Configuration	SR (%)	MC	MT	Notes
Execution Agent only (ShowUI)	7.0	0	0	No planning capability
+ Planning Agent	15.5	1	2149	+8.5%, Dual-ReACT effective
+ Observation Agent	25.6	1.87	3545	+10.1%, closed-loop feedback critical

Key Findings¶

EcoAgent achieves success rates comparable to M3A (27.6% vs. 28.4%) while reducing cloud invocations by 89% and token consumption by 96%.
Upstream data volume is only 120 kB/task, 48.6× lower than M3A's 5,831 kB, demonstrating significant privacy protection.
Failure analysis reveals that 50% of failures stem from visual grounding errors (MSLM limitations) and 35% from planning errors, indicating that EcoAgent's performance ceiling is primarily constrained by on-device model capability—stronger edge models can directly improve results.
The Observation Agent contributes the largest gain: from 15.5% to 25.6% (+10.1%), confirming that closed-loop feedback is the key design element.

Highlights & Insights¶

The "expectation" design in Dual-ReACT is particularly elegant: it downgrades the verification problem from "understanding whether the task is complete" to "judging whether the screen matches a description," enabling a 2B on-device model to perform verification—a critical enabling technique for closed-loop operation.
The Pre-Understanding Module achieves three objectives simultaneously: cost reduction, privacy protection, and latency reduction. The approach of compressing visual information into text is generalizable to any agent scenario requiring device-cloud communication.
The framework is model-agnostic and can be readily upgraded with stronger on-device models (e.g., V-Droid 8B as the Execution Agent), offering strong scalability.

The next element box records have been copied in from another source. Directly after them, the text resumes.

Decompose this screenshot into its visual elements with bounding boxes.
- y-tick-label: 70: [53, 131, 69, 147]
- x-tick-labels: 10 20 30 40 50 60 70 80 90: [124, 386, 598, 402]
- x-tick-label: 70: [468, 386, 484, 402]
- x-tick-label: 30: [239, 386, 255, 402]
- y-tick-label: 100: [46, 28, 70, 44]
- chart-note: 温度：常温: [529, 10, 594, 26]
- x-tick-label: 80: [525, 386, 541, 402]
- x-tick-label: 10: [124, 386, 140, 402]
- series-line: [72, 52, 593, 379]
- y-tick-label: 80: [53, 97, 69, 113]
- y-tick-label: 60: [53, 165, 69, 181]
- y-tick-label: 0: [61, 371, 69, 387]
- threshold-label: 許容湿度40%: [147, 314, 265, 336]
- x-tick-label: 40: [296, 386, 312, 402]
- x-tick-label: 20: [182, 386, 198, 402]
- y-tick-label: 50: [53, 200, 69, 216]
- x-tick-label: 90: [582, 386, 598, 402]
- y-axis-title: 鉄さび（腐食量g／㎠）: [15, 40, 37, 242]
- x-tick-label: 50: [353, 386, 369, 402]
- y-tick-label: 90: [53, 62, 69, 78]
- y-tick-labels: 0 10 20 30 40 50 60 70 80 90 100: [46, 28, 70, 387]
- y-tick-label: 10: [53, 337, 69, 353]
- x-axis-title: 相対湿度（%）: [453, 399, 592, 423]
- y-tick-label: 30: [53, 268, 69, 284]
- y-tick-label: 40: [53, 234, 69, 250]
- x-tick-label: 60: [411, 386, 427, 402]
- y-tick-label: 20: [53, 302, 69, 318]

Limitations & Future Work¶

The absolute success rate of 27.6% remains modest; V-Droid (fully on-device, 8B) achieves 59.5%, indicating that the performance ceiling is constrained by on-device model capability.
The Pre-Understanding module's information compression may discard critical details, leaving the cloud with insufficient information for replanning.
Evaluation is currently limited to AndroidWorld (116 tasks); validation at larger scale and across more application scenarios is lacking.
On-device inference latency (~3.9s/step) remains high for real-world user interaction.

vs. M3A: M3A employs two GPT-4o instances for planning and verification; EcoAgent achieves comparable performance with one GPT-4o and two 2–4B on-device models, reducing cost by an order of magnitude. The closed-loop design is the key differentiator.
vs. UGround: UGround is an open-loop device-cloud collaboration system that still requires frequent screenshot uploads to the cloud for verification. EcoAgent enables on-device verification through the expectation mechanism in Dual-ReACT, avoiding privacy leakage.
vs. V-Droid: V-Droid is a fully on-device 8B model with the highest success rate (59.5%) but limited capacity for complex long-horizon planning. Integrating V-Droid as EcoAgent's Execution Agent is a promising direction.

Rating¶

Novelty: ⭐⭐⭐⭐ The combination of closed-loop device-cloud collaboration, Dual-ReACT, and Pre-Understanding is novel, though individual modules offer limited standalone innovation.
Experimental Thoroughness: ⭐⭐⭐⭐ Three-dimensional evaluation (success rate / cost / latency) combined with ablation studies, failure analysis, and system overhead analysis is relatively comprehensive.
Writing Quality: ⭐⭐⭐⭐ Architecture and comparison figures are clear; problem motivation is well articulated.
Value: ⭐⭐⭐⭐ Provides a practical low-cost solution for real-world deployment of mobile agents with high engineering value.